Shiv considered that. "Before, I was just like a faint outline of myself. I couldn't really move because I didn't have mass. My bound equipment still followed me. I could strike people with that. But aside from my equipment and my magic, I didn't really have any way of affecting someone. When I resurrected, a layer of shadows would form over me and, well, it would hatch and I'd be back. Now, the red just stitches me back together. Well, it fills up, and then I surface from it. All this weird metaphysical shit's giving me a headache."
"This is good," Valor said. "This is useful information. Was your shadowy cocoon before as large as your field now?"
Shiv considered that. "Yeah, just about.”
"Then I suspect it was simply the immature form of your current metamorphosis. A frame being built before the evolution, so to speak. And right now, you have ripened the skill. It has become something active, something properly mature."
"That's not the only thing," Shiv said. He remembered his conversation with the Vicar. Especially the part that had to do with Udraal Thann. "Valor. I had an encounter with Sullain. We exchanged words while time was frozen—Alright, maybe exchanging words wasn't all of it. He talked to me real nicely at first after he set me on fire with his Necromantic sun. And then he started trying to hash my name, trying to figure things out for me. He was pretty pissed off when I revealed what Havel was trying to pull on him. So maybe we have an opening there.”
“Good,” Valor said. “The more at odds our enemies are, the better.”
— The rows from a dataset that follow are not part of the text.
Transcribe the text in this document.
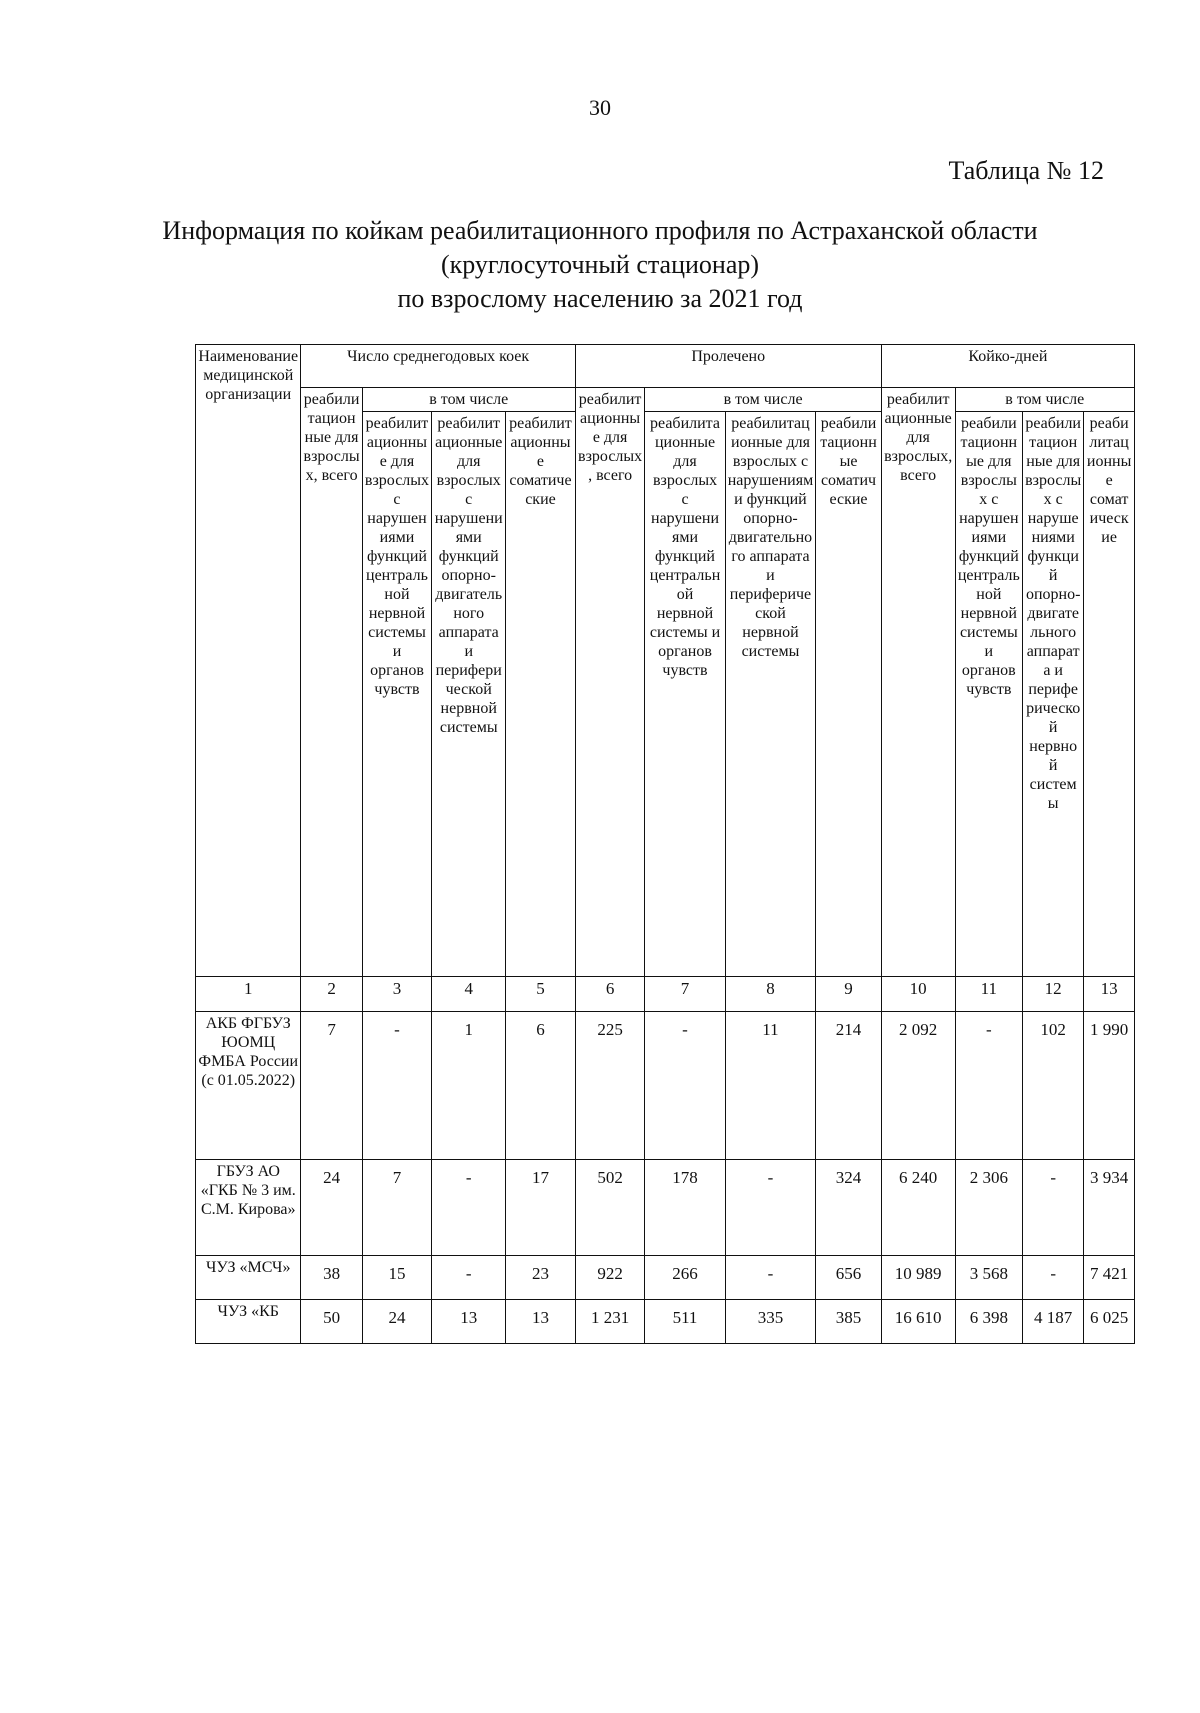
30
Таблица № 12
Информация по койкам реабилитационного профиля по Астраханской области
(круглосуточный стационар)
по взрослому населению за 2021 год
Наименование медицинской организации	Число среднегодовых коек				Пролечено				Койко-дней			
	реабилитационные для взрослых, всего	в том числе			реабилитационные для взрослых, всего	в том числе			реабилитационные для взрослых, всего	в том числе		
		реабилитационные для взрослых с нарушениями функций центральной нервной системы и органов чувств	реабилитационные для взрослых с нарушениями функций опорно-двигательного аппарата и периферической нервной системы	реабилитационные соматические		реабилитационные для взрослых с нарушениями функций центральной нервной системы и органов чувств	реабилитационные для взрослых с нарушениями функций опорно-двигательного аппарата и периферической нервной системы	реабилитационные соматические		реабилитационные для взрослых с нарушениями функций центральной нервной системы и органов чувств	реабилитационные для взрослых с нарушениями функций опорно-двигательного аппарата и периферической нервной системы	реабилитационные соматические
1	2	3	4	5	6	7	8	9	10	11	12	13
АКБ ФГБУЗ ЮОМЦ ФМБА России (с 01.05.2022)	7	-	1	6	225	-	11	214	2 092	-	102	1 990
ГБУЗ АО «ГКБ № 3 им. С.М. Кирова»	24	7	-	17	502	178	-	324	6 240	2 306	-	3 934
ЧУЗ «МСЧ»	38	15	-	23	922	266	-	656	10 989	3 568	-	7 421
ЧУЗ «КБ	50	24	13	13	1 231	511	335	385	16 610	6 398	4 187	6 025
“But, uh, he has some of my Vitae. He literally pulled it out of me when I exploded. After I went off, he caught it somehow. Just like he managed to capture some of Roland's arrows. Arrows that removed me from existence in a second. He’s godsdamn powerful. I felt like an insect next to him. What kind of Magical Skills does he even have?”
Valor paused as he strained himself, trying to remember something. “His ability to control magic was... Omnimancy," Valor suddenly said. The flames in his eyes flickered. "The control of all magics."